Eso que hereda el gentilicio nacional en esta parte del orbe no es más que el ajiaco que nos cocinó Ortiz, un mejunje de sabores, olores y colores de todas partes que nos queda servido en plato de caimán.

A riesgo de pecar de folclorista, tendencia que no reconoce la transculturación o la hibridación de la que nos habla el teórico argentino Néstor García Canclini, la que escribe se une a las concepciones antropológicas para entender la cultura como el resultado del modo de vida completo de un pueblo.
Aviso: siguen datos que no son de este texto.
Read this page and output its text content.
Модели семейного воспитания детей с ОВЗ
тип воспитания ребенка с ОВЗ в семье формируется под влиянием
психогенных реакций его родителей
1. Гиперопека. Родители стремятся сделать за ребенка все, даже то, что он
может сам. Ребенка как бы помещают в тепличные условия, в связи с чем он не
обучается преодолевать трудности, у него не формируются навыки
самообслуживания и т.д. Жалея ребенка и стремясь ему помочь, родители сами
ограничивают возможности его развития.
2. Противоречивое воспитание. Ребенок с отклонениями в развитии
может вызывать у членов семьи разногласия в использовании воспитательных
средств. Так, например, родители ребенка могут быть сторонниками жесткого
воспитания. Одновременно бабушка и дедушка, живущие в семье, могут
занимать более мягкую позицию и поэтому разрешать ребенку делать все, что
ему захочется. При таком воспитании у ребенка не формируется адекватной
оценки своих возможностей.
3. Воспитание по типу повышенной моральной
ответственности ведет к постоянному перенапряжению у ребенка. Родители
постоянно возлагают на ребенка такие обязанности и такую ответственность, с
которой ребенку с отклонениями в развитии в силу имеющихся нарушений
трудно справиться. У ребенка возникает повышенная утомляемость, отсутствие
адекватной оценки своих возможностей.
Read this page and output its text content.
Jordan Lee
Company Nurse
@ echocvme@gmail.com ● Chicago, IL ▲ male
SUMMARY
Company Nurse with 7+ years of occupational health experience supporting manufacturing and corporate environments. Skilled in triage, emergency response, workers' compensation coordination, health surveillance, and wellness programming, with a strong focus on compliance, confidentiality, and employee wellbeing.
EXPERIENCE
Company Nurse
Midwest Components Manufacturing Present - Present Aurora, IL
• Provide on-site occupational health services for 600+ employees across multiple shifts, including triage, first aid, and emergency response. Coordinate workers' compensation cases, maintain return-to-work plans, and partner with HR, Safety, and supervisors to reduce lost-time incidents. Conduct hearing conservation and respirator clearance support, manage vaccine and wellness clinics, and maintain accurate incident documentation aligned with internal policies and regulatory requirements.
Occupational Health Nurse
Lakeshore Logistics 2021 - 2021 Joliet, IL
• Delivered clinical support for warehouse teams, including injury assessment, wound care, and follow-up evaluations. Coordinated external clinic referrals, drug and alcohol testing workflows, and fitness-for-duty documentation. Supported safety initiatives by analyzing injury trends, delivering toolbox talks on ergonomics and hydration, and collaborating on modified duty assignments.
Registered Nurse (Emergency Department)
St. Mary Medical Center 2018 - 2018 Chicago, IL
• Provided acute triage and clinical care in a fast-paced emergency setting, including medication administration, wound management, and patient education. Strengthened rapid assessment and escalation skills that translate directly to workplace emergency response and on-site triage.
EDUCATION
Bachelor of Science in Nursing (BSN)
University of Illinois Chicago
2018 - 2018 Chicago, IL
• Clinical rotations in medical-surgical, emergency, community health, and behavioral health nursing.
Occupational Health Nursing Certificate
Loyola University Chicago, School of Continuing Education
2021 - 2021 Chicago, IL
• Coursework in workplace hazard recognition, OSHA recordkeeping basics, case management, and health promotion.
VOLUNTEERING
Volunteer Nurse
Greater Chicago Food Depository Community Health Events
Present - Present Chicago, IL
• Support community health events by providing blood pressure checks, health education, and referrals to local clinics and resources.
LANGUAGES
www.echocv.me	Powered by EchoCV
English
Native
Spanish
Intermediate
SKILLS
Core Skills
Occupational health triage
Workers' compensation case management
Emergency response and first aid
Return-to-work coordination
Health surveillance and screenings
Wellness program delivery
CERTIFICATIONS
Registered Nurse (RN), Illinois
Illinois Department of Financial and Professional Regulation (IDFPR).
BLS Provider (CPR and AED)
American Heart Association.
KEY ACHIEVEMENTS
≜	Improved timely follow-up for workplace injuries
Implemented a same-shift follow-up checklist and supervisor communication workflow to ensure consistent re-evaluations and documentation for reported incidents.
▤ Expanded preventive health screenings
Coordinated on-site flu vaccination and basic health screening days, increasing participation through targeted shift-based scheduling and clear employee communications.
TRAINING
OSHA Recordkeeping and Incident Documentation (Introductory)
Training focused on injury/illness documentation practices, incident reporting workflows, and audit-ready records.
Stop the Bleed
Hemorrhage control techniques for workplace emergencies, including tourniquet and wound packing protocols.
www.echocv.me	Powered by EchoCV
Porque esas formas de ser, decir y hacer que complementan nuestra existencia cotidiana es lo que, indiscutiblemente, nos define.

En una reciente visita a otra provincia mi prima no entendía que yo escogiera entre una gran variedad de formas un llavero con el diseño de la enseña cubana para traer a casa como recuerdo del paseo. Aquella selección se resumía al deseo, hasta entonces insatisfecho, de llevar siempre conmigo un símbolo de mi Patria. Y mi argumento, afortunadamente, la convenció y la hizo reflexionar.

La referida explicación nada tuvo que ver con consigna o política, mas sí con el sentimiento que nace de la necesidad y el goce de saberse poseedor de un himno, de una identidad que nadie regala sino que pertenece.

Hace apenas dos meses mis compañeros y yo abandonamos el aula de clases y en las reiteradas caminatas por el centro histórico de esta ciudad, compartíamos, además, el window shopping debido a la atracción magnética por los artículos de la red de tiendas ARTEX.

Todos tenemos entre 22 y 24 años y moriríamos por las inasequibles blusas o pullovers que vende la mencionada corporación con el mensaje de amor para Cuba. También sé de los que tienen la bandera colgada en sus cuartos y de otros que añoran comprarla en esos establecimientos pero no pueden. Así es mucha de la juventud de esta isla. Pero, ¿por qué será que cuesta tanto sentir y respirar Cuba?